I know, 2 $10 reviews in a row. I really am sparing with the $10 review but I just happened to see 2 great movies in a row.

Trev said...

Ok Toni, I've been a silent reader of your blog for a long time now, but I just HAVE to make a comment here.

I would have to strongly disagree with you on this movie. The final scene with the little girl dancing seductively was more than I could bare. Not only did that scene disturb me on a visual level but on an emotional level...

It's one thing to have a movie that displays and exposes the faults and downfalls of our society but it's a whole 'nother ball game when you're PRAISING it. Which is what I felt this movie was doing.

I felt that the final and dissapointing conclusive statement of this movie was if you can't beat'em, join 'em. This movie was a fine example of how culture is just throwing in the "moralistic towel"

It would be like saying, "hey, I think homosexualtiy is wrong but, heck, they're gonna do it anyway...may as well throw them a parade."

I did not cheer for that girl, I cried for her.

Tony Tanti said...

Trev, I don't know where you're coming from here, I really don't. If you thought the little girls dance at the end was seductive then you were watching something different than me. The girl had no idea what kind of dance she had been taught but only that she was doing what her grampa told her to do. The grampa can likely be held responsible for suggesting such a thing to a young girl and this would fit with his messed up view of just about everything.

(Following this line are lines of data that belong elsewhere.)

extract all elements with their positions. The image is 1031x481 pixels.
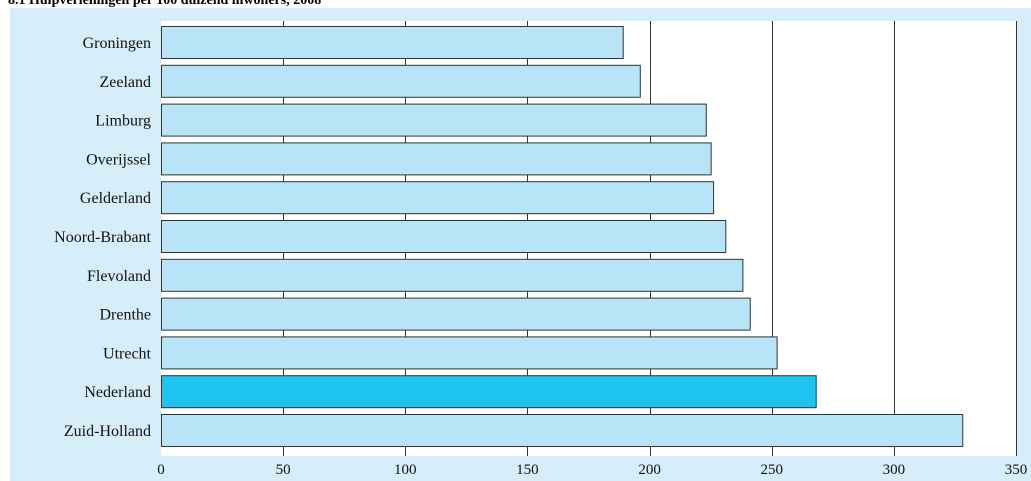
x-tick-label: 350 [1005,462,1028,478]
x-tick-label: 200 [638,462,661,478]
bar-overijssel [161,142,712,176]
category-label: Zuid-Holland [64,423,151,440]
category-label: Zeeland [99,74,151,91]
category-label: Drenthe [99,307,151,324]
category-label: Nederland [84,384,151,401]
bar-limburg [161,103,707,137]
x-tick-label: 300 [883,462,906,478]
bar-zeeland [161,64,641,98]
bar-flevoland [161,258,744,292]
category-label: Limburg [95,113,151,130]
bar-drenthe [161,297,751,331]
bar-noord-brabant [161,220,727,253]
chart-title: 8.1 Hulpverleningen per 100 duizend inwo… [8,0,322,8]
category-label: Groningen [83,35,151,52]
x-tick-label: 0 [157,462,165,478]
x-tick-label: 100 [394,462,417,478]
bar-utrecht [161,336,778,370]
category-label: Utrecht [103,345,152,362]
bar-groningen [161,26,624,59]
category-label: Flevoland [87,268,151,285]
x-tick-label: 50 [276,462,291,478]
category-label: Noord-Brabant [54,229,151,246]
category-label: Gelderland [80,190,151,207]
bar-nederland [161,375,817,409]
x-tick-label: 250 [760,462,783,478]
category-label: Overijssel [86,151,151,168]
x-tick-label: 150 [516,462,539,478]
bar-zuid-holland [161,414,964,447]
bar-gelderland [161,181,715,215]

The family jumped up to support their girl from getting booed off the stage, not to condone a little girl mocking a strip show. I think you completely missed the point on that one, and the whole movie for that matter.

I'm not sure who you mean when you say "culture" is throwing in the moralistic towel. Who is culture? There are about 100 opinions for every 100 people on where the moral line can be drawn and if you saw this moving movie about real people going through real life struggles as immoral then we do disagree strongly.

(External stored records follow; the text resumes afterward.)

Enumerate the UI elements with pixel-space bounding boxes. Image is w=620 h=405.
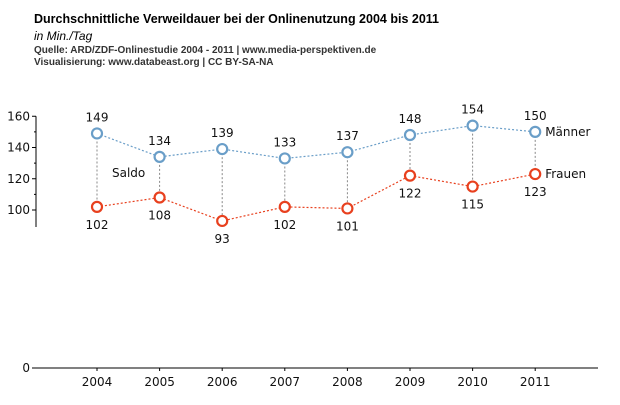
- x-tick-label: 2009: [395, 375, 426, 389]
- data-label-maenner: 133: [273, 135, 296, 149]
- chart-header: Durchschnittliche Verweildauer bei der O…: [34, 13, 439, 68]
- axes: 0 100 120 140 160 2004 2005 2006 2007 2008 2009 201…: [7, 109, 598, 389]
- data-point-maenner: [153, 150, 166, 163]
- data-point-frauen: [278, 200, 291, 213]
- data-point-maenner: [278, 152, 291, 165]
- saldo-annotation: Saldo: [112, 166, 145, 180]
- data-point-maenner: [90, 127, 104, 140]
- data-label-frauen: 102: [86, 218, 109, 232]
- data-label-frauen: 108: [148, 209, 171, 223]
- data-label-maenner: 154: [461, 103, 484, 117]
- y-tick-label: 160: [7, 109, 30, 123]
- data-label-frauen: 123: [524, 185, 547, 199]
- x-tick-label: 2004: [82, 375, 113, 389]
- chart-subtitle: in Min./Tag: [34, 28, 93, 43]
- source-note: Quelle: ARD/ZDF-Onlinestudie 2004 - 2011…: [34, 44, 377, 56]
- data-label-maenner: 150: [524, 109, 547, 123]
- data-point-frauen: [529, 167, 542, 181]
- data-point-frauen: [466, 180, 479, 193]
- data-point-maenner: [466, 119, 479, 132]
- data-label-frauen: 102: [273, 218, 296, 232]
- credit-note: Visualisierung: www.databeast.org | CC B…: [34, 56, 274, 68]
- series-lines: [96, 125, 536, 222]
- data-points: [90, 119, 542, 228]
- x-tick-label: 2008: [332, 375, 363, 389]
- series-name-maenner: Männer: [545, 125, 590, 139]
- data-label-maenner: 137: [336, 129, 359, 143]
- data-point-maenner: [403, 128, 417, 142]
- data-point-frauen: [90, 200, 104, 213]
- value-labels: 149 134 139 133 137 148 154 150 Männer 102 108 93 10…: [86, 103, 591, 246]
- data-point-maenner: [216, 142, 229, 156]
- y-tick-label: 120: [7, 172, 30, 186]
- series-line-maenner: [96, 125, 536, 160]
- x-tick-label: 2005: [144, 375, 175, 389]
- data-label-maenner: 148: [399, 112, 422, 126]
- chart-title: Durchschnittliche Verweildauer bei der O…: [34, 12, 439, 26]
- y-tick-label: 140: [7, 141, 30, 155]
- data-label-frauen: 122: [399, 187, 422, 201]
- x-tick-label: 2011: [520, 375, 551, 389]
- data-point-maenner: [341, 146, 354, 159]
- data-point-maenner: [529, 125, 542, 138]
- data-label-maenner: 134: [148, 134, 171, 148]
- saldo-gap-lines: [96, 125, 536, 221]
- y-tick-label: 0: [22, 361, 30, 375]
- data-label-frauen: 93: [215, 232, 230, 246]
- data-label-frauen: 101: [336, 219, 359, 233]
- data-point-frauen: [216, 214, 229, 228]
- data-point-frauen: [341, 202, 354, 215]
- x-tick-label: 2006: [207, 375, 238, 389]
- series-line-frauen: [96, 173, 536, 222]
- x-tick-label: 2007: [270, 375, 301, 389]
- data-point-frauen: [153, 191, 166, 204]
- data-point-frauen: [403, 169, 417, 182]
- data-label-frauen: 115: [461, 198, 484, 212]
- series-name-frauen: Frauen: [545, 167, 586, 181]
- data-label-maenner: 149: [86, 110, 109, 124]
- data-label-maenner: 139: [211, 126, 234, 140]
- y-tick-label: 100: [7, 203, 30, 217]
- x-tick-label: 2010: [457, 375, 488, 389]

I don't think I have to agree with every choice a ficticious movie character makes to be moved and postively affected by the type of person they represent.

I stand by my judgement of this movie and looking back I still think it's one of the best I've seen for years.

Trev said...

I find I agree with most of what you said. You make some very interesting points about the movie. And perhaps, you've read into the story in a way that the creators have intended. However, to me, it feels like the story was cheapened by its presentation. I know you're not going to like this comment, but just hear me out.

I found all the characters along with the situations they were in to be exaggerated beyond belief. To me, it felt like a good, dramatic story dressed up in the guise of a slapstick comedy. When my friends and I walked out of theatre we all said the same thing: "It feels like this movie has an identity crisis"

All I'm saying here is look at how over-the-top every character was, all in the SAME family. This to me seems like the kind of slapstick setup you would see in a family comedy starring Ice cube, or Eddie Murphy. You know, the kind of movies where they don't actually expect you to care about the characters.

And perhaps, Toni, this is where you and I differ in our movie experiences. I have to relate to a character before I can care about them. Sure, this philosophy doesn't apply to myself in real-life situations, however, in real life, you get more than 90 minutes to get to know someone.

I just didn't care enough about these characters. The only one I cared about was the one seemingly normal person in the family: the girl, which is why it was so hard for me to watch that final sequence. The dance WAS seductive in nature, whether or not she was aware of that.